View Single Post
  #7   Report Post  
Posted to microsoft.public.excel.programming
joeu2004 joeu2004 is offline
external usenet poster
 
Posts: 2,059
Default how to find union of two arrays

On May 22, 6:34*am, Andrew wrote:
For k1 = 1 to 50000
dataX=worksheets(1).cells(k1,1)
For k2=1 to 50000
dataY= worksheets(2).cells(k2,1)
If dataX=dataY then
worksheets(1).cells(k1,2)=worksheets(2).cells(k2,2 )
end if
next
next

[....]
This loop has to execute 50000^2 loops, 2.5 billion loops.

[....]
I don't know any tricks on how to speed this up.

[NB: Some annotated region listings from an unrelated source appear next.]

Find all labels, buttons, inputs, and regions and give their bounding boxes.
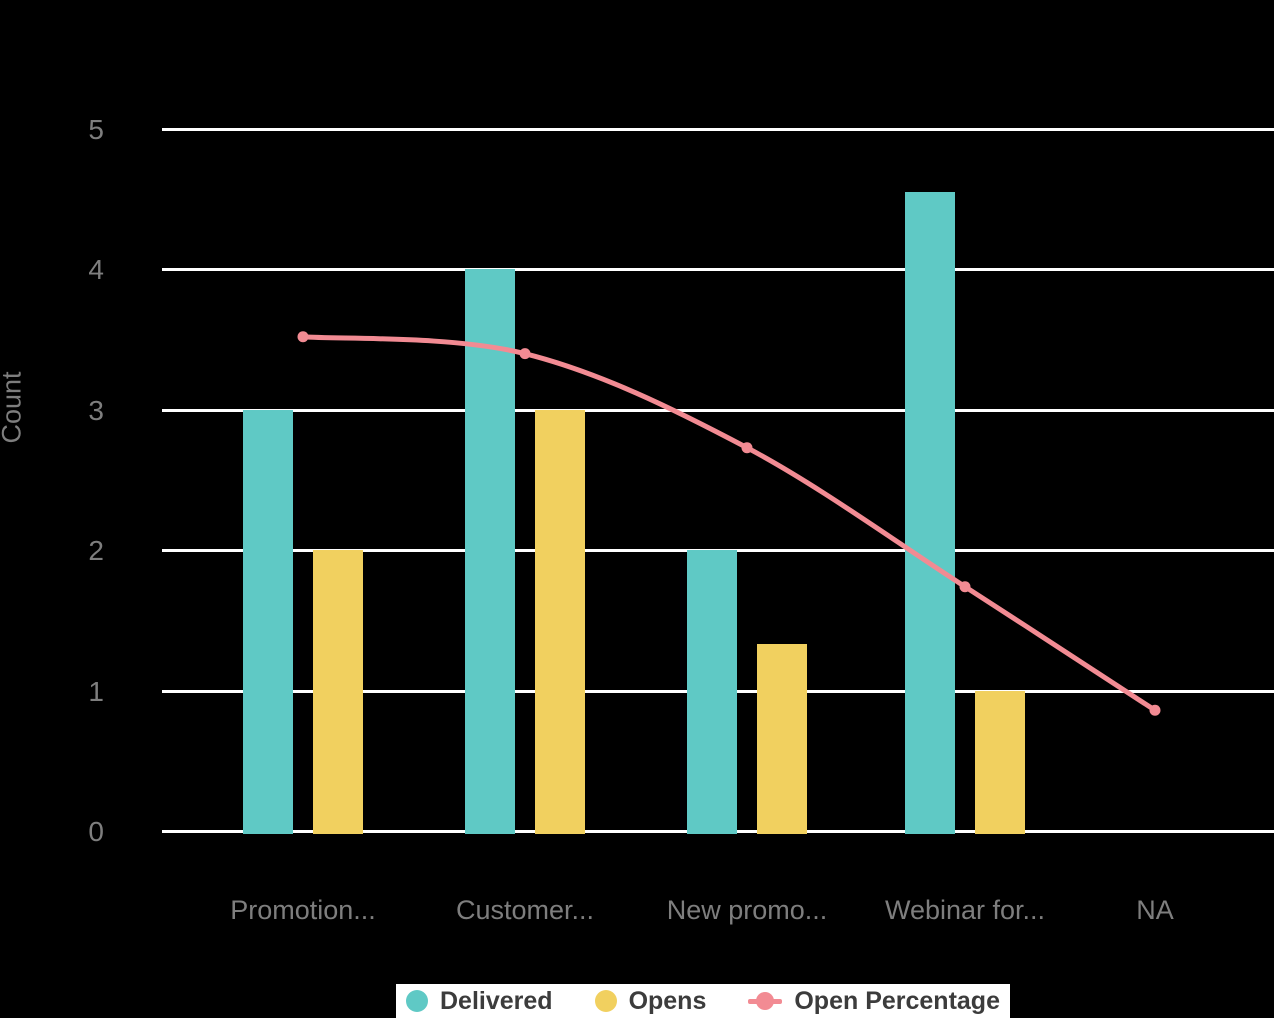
x-tick-promotion: Promotion...: [230, 895, 376, 925]
x-tick-customer: Customer...: [455, 895, 595, 925]
bar-delivered-customer[interactable]: [465, 269, 515, 834]
point-open-percentage-new-promo[interactable]: [741, 442, 753, 454]
y-tick-3: 3: [88, 394, 104, 426]
legend: Delivered Opens Open Percentage: [396, 984, 1010, 1018]
y-tick-0: 0: [88, 816, 104, 847]
point-open-percentage-na[interactable]: [1149, 704, 1161, 716]
line-open-percentage: [302, 334, 1157, 713]
point-open-percentage-promotion[interactable]: [297, 331, 309, 343]
legend-swatch-opens: [594, 990, 617, 1012]
point-open-percentage-customer[interactable]: [519, 348, 531, 360]
gridline-5: [162, 128, 1274, 131]
legend-label-opens: Opens: [628, 986, 707, 1015]
y-tick-1: 1: [88, 675, 104, 707]
legend-swatch-delivered: [406, 990, 428, 1012]
legend-item-opens[interactable]: Opens: [594, 986, 707, 1016]
y-tick-4: 4: [88, 254, 104, 286]
legend-label-delivered: Delivered: [440, 986, 553, 1015]
bar-delivered-new-promo[interactable]: [687, 550, 737, 834]
x-tick-webinar-for: Webinar for...: [884, 895, 1046, 925]
bar-opens-promotion[interactable]: [313, 550, 363, 834]
x-tick-new-promo: New promo...: [666, 895, 828, 925]
legend-item-open-percentage[interactable]: Open Percentage: [748, 987, 1000, 1016]
gridline-4: [162, 268, 1274, 272]
y-tick-5: 5: [88, 114, 104, 145]
gridline-3: [162, 408, 1274, 412]
bar-opens-new-promo[interactable]: [757, 644, 807, 834]
legend-label-open-percentage: Open Percentage: [794, 986, 1000, 1015]
bar-delivered-webinar-for[interactable]: [905, 192, 955, 834]
legend-item-delivered[interactable]: Delivered: [406, 987, 553, 1016]
bar-opens-webinar-for[interactable]: [975, 690, 1025, 834]
bar-opens-customer[interactable]: [535, 409, 585, 834]
bar-delivered-promotion[interactable]: [243, 409, 293, 834]
legend-line-swatch-open-percentage: [748, 992, 783, 1010]
y-tick-2: 2: [88, 535, 104, 567]
point-open-percentage-webinar-for[interactable]: [959, 581, 971, 593]
x-tick-na: NA: [1136, 895, 1174, 925]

Well, that depends on details of the data and algorithm that you have
not mentioned.

(Note: I will use Sheet1 for Worksheets(1) and Sheet2 for
Worksheets(2), although those might not be the actual worksheet
names.)

First, your algorithm continues to look for a match even after finding
one. Effectively, it finds the __last__ match. Is that a
requirement? Or is it sufficient to find the __first__ match?

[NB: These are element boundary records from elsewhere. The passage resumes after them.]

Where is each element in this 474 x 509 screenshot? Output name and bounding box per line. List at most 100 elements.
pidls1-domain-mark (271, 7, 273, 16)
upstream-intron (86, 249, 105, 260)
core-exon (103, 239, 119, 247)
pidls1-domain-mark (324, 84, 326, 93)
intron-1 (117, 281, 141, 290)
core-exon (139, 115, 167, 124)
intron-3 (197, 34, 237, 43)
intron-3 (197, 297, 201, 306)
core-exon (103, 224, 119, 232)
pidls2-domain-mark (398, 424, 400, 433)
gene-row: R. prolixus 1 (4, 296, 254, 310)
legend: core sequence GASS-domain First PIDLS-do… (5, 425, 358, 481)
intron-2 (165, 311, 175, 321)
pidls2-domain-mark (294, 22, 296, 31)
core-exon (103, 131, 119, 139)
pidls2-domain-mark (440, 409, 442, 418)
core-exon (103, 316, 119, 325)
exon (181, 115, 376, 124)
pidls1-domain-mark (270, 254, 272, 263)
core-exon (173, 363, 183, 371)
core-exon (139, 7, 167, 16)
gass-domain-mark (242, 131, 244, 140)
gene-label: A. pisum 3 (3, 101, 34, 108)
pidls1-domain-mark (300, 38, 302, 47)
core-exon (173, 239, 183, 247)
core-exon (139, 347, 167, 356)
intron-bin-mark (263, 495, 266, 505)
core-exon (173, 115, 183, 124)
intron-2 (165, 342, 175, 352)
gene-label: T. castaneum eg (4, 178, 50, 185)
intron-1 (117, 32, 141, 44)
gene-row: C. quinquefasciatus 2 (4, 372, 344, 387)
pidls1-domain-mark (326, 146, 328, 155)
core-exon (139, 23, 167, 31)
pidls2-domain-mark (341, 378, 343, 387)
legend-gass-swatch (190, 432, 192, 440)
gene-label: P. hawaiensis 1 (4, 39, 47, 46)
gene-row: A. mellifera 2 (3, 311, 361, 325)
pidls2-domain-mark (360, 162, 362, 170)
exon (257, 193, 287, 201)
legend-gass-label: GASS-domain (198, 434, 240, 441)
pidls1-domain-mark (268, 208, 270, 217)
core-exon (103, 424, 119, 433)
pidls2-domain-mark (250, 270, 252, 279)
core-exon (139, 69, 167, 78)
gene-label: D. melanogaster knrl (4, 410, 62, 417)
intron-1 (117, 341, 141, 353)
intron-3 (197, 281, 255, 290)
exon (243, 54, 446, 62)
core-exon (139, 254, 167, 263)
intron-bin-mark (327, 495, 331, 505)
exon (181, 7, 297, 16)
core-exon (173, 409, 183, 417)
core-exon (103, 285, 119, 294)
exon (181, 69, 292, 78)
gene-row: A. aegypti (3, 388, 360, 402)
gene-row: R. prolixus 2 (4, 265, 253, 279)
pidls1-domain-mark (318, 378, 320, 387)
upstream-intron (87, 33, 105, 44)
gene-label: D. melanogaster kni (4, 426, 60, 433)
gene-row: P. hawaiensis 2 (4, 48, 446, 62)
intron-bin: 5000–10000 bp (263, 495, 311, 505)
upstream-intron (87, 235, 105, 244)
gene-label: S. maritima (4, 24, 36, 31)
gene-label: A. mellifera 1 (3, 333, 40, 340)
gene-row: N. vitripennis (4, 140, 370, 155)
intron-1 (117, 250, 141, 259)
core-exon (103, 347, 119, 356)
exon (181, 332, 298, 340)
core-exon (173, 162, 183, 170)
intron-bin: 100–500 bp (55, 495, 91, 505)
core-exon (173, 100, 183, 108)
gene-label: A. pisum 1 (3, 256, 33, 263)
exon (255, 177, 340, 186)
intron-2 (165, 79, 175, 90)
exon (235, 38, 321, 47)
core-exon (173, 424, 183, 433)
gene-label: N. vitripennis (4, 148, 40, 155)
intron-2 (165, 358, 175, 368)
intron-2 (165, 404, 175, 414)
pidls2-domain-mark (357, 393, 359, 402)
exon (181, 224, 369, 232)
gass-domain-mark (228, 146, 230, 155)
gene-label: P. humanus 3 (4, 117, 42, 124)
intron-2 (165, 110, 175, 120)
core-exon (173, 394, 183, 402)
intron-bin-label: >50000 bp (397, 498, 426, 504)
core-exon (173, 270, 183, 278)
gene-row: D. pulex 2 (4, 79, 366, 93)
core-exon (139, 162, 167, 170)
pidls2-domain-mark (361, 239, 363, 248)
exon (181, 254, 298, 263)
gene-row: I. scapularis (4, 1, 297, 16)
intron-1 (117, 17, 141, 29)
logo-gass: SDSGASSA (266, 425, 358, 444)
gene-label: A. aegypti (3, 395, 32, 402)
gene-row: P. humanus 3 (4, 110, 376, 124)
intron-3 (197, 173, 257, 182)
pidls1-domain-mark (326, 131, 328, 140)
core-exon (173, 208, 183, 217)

If you want to find the last match, your inner for-loop can be
improved by doing For k2=50000 to 1 step -1.

In either case, the inner loop can stop after finding a match. So you
can put the following statement before End If: Exit For.

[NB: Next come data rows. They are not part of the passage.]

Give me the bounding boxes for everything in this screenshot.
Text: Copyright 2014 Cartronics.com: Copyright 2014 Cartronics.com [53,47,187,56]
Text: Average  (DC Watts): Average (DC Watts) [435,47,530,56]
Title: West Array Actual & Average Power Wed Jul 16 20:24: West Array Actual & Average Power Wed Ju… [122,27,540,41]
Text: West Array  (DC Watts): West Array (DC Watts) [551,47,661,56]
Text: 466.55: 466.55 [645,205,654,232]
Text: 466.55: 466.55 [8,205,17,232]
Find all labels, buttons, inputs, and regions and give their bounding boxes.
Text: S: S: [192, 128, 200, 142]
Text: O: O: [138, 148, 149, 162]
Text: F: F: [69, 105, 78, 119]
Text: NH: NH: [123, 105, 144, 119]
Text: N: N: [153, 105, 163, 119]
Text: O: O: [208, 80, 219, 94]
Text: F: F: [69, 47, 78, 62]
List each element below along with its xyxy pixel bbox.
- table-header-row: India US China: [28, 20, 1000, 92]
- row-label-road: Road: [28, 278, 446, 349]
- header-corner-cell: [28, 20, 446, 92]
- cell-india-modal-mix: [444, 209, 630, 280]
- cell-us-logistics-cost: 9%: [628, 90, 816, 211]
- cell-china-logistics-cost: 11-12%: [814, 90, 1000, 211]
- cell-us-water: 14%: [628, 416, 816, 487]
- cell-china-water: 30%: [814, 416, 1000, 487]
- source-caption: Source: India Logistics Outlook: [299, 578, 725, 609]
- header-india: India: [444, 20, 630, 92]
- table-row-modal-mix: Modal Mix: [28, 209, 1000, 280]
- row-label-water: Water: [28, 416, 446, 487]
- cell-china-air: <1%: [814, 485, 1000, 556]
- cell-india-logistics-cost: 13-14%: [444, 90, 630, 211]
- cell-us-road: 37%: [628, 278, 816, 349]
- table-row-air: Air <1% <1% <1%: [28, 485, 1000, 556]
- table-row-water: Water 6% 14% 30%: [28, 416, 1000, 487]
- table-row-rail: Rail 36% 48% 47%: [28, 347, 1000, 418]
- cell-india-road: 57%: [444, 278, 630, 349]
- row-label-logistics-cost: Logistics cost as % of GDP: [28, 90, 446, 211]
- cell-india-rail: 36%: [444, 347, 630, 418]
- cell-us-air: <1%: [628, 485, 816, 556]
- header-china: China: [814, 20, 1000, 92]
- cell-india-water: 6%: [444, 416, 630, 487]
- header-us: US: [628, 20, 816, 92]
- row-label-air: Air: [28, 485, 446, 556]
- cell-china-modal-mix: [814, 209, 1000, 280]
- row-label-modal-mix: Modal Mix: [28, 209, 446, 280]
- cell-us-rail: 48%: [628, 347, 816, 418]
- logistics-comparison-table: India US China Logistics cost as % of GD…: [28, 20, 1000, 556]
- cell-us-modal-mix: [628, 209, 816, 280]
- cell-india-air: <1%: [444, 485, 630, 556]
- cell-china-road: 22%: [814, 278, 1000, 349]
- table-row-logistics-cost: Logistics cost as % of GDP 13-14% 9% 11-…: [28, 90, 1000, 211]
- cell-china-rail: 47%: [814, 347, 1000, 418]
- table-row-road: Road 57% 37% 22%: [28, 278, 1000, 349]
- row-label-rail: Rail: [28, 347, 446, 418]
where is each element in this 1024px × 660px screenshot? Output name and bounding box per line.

Thus, on average a match is found after 25000 comparisons instead of
50000, assuming unique data in both Sheet1!A1:A50000 and Sheet2!
A1:A50000.

That cuts the total iterations in half, down to 1.25 billion.

Second, in your example, Sheet1!A1:A50000 is in ascending order. If
that is always the case, you could use a binary search instead of
linear search. Thus, a match is found in at most 16 comparisions.

That cuts the total iterations down to 800,000 at most, with some
probability that it is much less.

Finally, it is much more efficient to copy Sheet1!A1:B50000 and Sheet2!
A1:A50000 into a Variant variable one time, and to retain the results
in a Variant variable and copy them to Sheet2!B1:B50000 one time.

The time savings can be huge. Every time you access an Excel range,
VBA and Excel processes much exchange information -- two interprocess
communications -- and the Excel process must be scheduled to run while
the VBA process waits.

Moreover, even if Sheet1!A1:A50000 is not in ascending order, it is
probably advantageous to take the time to sort dataX below, if we
implemented a binary search (not included below).

So at a minimum (without the binary search), your VBA algorithm should
be:

Dim dataX, dataY
dataX = Worksheets(1).Range("A1:B50000")
dataY = Worksheets(2).Range("A1:A50000")
redim resultY(1 to 50000, 1)
for k1 = 1 to 50000: for k2 = 1 to 50000
if dataY(k1,1) = dataX(k2,1) then
resultY(k1,2) = dataX(k2,2)
exit for
end if
next: next
Worksheets(2).Range("B1:B50000") = resultY

(Note that I reversed the order of the for-loops. It would make a
difference if you implement a binary search of Sheet1!A1:A50000.)

Other improvements are possible and probably desirable; for example,
avoiding the hardcoded ranges. That is why I use Redim instead of Dim
for resultY.

By reducing the interprocess communications (copying of data between
VBA and Excel), I would be very surprised if that VBA implementation
fails to outperform any of the alternatives mentioned so far: VBA
Match/Index, .Find, and Excel COUNTIF/INDEX/MATCH.

(Although the Excel alternative might be more efficient if IFERROR can
be used instead of COUNTIF.)

I might post relative performance data later, if I get around to it.